34. Self Help

12 1 0
                                    

Bus terus berjalan meninggalkan gereja. Membawa Abraham, Rosita, Eugene, Lauren, Steven, dan Tara. Tujuan mereka adalah Washington D.C.

Abraham menyetir. Tepat di belakangnya duduklah Rosita. "Penampilanmu mulai agar berantakan," kata gadis itu. 

"Bersiap untuk pensiun," ujar Abraham. "Menyantaikan standar kerapian. Mungkin aku akan jadi tukang leding atau penggembala."

Rosita membelai-belai rambut Abraham. "Kau tidak menggembala sekarang, Abraham. Tetaplah fokus."

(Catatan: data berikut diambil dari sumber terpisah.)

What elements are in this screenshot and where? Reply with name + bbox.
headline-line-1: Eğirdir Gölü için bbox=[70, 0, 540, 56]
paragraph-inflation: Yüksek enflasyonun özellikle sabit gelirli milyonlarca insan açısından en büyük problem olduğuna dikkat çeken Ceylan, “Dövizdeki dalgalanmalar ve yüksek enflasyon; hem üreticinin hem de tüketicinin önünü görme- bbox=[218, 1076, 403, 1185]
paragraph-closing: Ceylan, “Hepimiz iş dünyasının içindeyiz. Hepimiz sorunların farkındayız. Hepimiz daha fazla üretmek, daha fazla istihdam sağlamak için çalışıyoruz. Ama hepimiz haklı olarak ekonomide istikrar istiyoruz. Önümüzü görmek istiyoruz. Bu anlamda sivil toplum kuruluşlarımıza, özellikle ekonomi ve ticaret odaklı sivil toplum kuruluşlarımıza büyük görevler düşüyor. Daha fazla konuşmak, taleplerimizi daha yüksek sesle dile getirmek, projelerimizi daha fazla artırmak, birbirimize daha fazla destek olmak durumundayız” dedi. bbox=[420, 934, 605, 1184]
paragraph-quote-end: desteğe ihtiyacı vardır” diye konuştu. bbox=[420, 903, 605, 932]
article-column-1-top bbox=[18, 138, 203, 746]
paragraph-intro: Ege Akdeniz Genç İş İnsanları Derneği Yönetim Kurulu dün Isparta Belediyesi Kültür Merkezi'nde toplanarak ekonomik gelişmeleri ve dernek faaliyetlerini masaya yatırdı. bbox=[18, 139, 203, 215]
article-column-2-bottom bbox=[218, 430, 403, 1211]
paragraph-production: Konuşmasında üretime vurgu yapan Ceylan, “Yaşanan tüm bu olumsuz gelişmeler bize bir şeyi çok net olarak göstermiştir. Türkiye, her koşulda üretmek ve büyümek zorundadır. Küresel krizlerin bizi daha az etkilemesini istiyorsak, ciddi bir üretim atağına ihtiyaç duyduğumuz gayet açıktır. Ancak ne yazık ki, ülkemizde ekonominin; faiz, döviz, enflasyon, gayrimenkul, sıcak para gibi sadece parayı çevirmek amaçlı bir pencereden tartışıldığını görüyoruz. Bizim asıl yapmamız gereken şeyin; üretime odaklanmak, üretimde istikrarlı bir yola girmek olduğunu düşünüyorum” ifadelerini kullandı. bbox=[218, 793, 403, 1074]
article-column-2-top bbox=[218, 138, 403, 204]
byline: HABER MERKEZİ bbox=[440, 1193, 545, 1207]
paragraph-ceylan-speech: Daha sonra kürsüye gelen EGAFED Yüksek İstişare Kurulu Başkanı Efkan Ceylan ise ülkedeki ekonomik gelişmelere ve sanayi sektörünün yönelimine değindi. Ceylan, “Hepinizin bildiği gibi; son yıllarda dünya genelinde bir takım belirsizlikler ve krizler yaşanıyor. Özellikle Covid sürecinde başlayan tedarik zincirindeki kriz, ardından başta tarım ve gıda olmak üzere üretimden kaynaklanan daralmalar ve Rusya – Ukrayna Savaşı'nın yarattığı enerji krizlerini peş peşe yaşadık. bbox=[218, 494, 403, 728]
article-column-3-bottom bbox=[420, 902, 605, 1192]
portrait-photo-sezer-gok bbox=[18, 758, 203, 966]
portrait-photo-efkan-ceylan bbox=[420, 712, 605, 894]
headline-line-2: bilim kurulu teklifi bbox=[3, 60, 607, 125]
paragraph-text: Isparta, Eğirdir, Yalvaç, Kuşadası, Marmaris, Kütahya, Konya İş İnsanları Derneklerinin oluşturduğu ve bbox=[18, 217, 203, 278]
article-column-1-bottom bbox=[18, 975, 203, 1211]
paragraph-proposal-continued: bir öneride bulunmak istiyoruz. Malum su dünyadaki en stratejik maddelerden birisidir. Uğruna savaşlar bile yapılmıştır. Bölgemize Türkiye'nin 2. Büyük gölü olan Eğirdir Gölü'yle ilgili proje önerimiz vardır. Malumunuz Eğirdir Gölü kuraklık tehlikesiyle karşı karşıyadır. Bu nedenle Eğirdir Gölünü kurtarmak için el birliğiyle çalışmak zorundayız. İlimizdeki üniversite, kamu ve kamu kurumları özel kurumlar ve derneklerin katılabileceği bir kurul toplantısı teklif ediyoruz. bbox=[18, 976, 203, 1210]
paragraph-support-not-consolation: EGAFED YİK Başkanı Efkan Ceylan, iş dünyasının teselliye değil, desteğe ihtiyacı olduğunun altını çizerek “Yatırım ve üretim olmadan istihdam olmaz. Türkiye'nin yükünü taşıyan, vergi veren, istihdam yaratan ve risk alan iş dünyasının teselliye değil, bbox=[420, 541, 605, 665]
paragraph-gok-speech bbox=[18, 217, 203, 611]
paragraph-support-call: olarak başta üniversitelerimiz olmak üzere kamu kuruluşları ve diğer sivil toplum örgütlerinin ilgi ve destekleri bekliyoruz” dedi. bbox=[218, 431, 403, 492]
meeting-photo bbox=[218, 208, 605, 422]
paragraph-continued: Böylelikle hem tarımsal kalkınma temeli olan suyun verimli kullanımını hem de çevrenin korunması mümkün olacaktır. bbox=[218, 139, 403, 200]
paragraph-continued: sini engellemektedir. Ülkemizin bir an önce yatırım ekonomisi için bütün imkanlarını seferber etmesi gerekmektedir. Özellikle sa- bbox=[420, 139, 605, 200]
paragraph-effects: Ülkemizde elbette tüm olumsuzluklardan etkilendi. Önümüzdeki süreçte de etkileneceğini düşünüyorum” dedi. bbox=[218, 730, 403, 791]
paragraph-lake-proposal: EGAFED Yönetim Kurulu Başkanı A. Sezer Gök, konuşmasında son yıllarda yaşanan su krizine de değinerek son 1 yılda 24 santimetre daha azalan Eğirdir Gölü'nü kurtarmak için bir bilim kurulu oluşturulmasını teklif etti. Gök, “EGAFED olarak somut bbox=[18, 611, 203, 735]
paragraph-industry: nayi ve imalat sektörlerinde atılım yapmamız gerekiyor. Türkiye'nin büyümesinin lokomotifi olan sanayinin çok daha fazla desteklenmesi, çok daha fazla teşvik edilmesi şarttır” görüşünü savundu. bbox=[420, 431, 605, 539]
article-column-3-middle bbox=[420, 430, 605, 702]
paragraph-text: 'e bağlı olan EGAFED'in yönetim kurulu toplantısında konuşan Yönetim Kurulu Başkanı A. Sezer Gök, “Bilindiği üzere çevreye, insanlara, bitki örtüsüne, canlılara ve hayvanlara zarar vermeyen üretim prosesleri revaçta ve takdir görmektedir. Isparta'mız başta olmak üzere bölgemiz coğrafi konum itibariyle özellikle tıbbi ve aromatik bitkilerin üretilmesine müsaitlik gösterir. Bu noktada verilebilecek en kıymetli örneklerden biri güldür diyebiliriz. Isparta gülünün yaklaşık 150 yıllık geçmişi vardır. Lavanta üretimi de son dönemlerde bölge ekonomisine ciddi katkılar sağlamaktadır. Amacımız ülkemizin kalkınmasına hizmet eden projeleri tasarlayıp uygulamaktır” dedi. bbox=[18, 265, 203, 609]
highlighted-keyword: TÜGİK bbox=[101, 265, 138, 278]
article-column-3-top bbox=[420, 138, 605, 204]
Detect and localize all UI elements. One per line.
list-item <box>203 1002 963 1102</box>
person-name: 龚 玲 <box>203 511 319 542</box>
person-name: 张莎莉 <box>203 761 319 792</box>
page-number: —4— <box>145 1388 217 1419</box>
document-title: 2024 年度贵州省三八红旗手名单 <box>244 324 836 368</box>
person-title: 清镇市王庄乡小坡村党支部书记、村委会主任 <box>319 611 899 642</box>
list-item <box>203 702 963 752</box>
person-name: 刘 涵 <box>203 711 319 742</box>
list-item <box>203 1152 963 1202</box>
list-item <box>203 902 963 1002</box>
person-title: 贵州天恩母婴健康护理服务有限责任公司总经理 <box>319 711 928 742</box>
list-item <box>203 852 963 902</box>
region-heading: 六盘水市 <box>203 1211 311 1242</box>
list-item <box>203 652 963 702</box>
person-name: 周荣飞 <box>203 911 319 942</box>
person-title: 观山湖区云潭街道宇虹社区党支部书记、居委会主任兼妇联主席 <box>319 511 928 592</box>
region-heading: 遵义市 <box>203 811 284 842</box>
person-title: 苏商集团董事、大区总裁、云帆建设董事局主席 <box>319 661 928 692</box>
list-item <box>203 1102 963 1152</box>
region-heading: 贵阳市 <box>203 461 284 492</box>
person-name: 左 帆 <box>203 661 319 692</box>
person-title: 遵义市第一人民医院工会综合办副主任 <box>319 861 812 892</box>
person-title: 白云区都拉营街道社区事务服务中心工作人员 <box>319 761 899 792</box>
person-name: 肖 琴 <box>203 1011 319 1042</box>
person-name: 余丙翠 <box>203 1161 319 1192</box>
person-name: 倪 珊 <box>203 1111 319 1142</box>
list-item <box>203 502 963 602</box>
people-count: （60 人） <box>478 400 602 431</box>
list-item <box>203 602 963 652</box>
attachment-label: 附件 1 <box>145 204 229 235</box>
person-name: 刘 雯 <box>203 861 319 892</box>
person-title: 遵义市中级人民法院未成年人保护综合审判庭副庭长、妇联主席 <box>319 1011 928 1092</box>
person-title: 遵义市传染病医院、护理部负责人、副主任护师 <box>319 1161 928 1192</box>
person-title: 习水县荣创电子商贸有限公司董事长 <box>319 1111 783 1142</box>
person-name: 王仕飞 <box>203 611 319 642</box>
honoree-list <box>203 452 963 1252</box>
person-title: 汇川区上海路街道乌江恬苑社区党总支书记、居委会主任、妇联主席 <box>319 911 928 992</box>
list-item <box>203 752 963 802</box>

"Benar sekali." Abraham melihat wajah Rosita melalui cermin spion tengah. "Itu baru gadisku. Mungkin kau boleh mencukur seluruh tubuhku. Mulus seperti lumba-lumba."

Rosita terkekeh dan menepuk gemas bahu Abraham. "Akan kucukur untukmu malam ini."

"Baiklah, Bu."

Mereka berdua boleh saja bermesraan. Tetapi Eugene begitu serius memperhatikan mereka berdua. Tara sadar itu, lantas menggodanya. "Mungkin Rosita bisa merapikan rambutmu juga. Rambutmu agak panjang di belakang. Atau itu sumber kekuatanmu?"

"Aku tidak mau segera membunuh singa." Eugene menyahut begitu sensitif. "Aku tidak mau bertaruh tentang melihatku bunuh seribu orang tidak beradap dengan rahang keledai."

"Jadi kau hanya akan duduk dan menyelamatkan orang, ya?" tanya Tara.

"Ya," jawab Eugene.

Sementara itu...

Steven tahu, Lauren pun berat meninggalkan Andrew dan yang lain.

"Mungkin mereka hanya di belakang kita," ujar Lauren. "Mungkin Norman dan Han kembali. Mungkin mereka ambil peta, temukan mobil, dan ada di jalan." Semua kalimat itu untuk menghibur mereka berdua.

Steven tenang, saat mendengar semua kalimat itu. "Mereka akan menyusul. Kita amankan jalan untuk mereka."

Kemudian Lauren bertanya pada Eugene, "Berapa lama nanti prosesnya? Setelah kau tiba di terminal itu dan lakukan tugasmu?"

"Tergantung jumlah faktor, juga densitas yang terinfeksi di wilayah sasaran di dunia," jawab Eugene.

"Tunggu, wilayah sasaran?" Steven bertanya. "Maksudmu rudal?"

"Itu rahasia," jawab Eugene.

"Kukira kita sudah tidak lakukan itu," ujar Steven. 

"Bagaimana jika kita semua hidup?" Eugene memaparkan sedikit keuntungan dari itu semua.

"Maka rahasia itu akan bermakna saat itu?" tanya Steven lagi.

"Mungkin saja," jawab Eugene. Wajahnya datar tanpa ekspresi. "Kecepatan hal jadi normal tergantung sejumlah faktor, terutama pola cuaca seluruh dunia, yang dibentuk tanpa dugaan bahwa mobil, pesawat, kapal, dan kereta api tidak akan tumpahkan hidrokarbon ke atmosfir selama ini. Situasi banyak berubah bila soal patogen tertular lewat udara."

Tiba-tiba pertanyaan konyol ini terlontar dari mulut Steven, "Kenapa rambutmu begitu?"

Eugene menjawab sekenanya, yang tidak bisa diprotes. "Karena aku suka." Untuk menjawab godaan Tara tadi, ia pun berkata, "Dan tidak ada yang boleh memotongnya kapan saja. Kau paham, Nona Espinosa?"

Rosita tergelak, dan menjawab, "Ya. Jelas sekali!"

"Kalian bisa tertawa sesukanya." Eugene tampak tersinggung.

"Tidak ada yang mengejek," kata Rosita.

"Pria terpintar yang kutemui ternyata suka rambutku," pamer Eugene. "Bos lamaku, T. Brooks Ellis, direktur Human Genome Project. Katanya rambutku buat aku jadi, kukutip, "Pria asyik." Memang. Aku bukan Samson."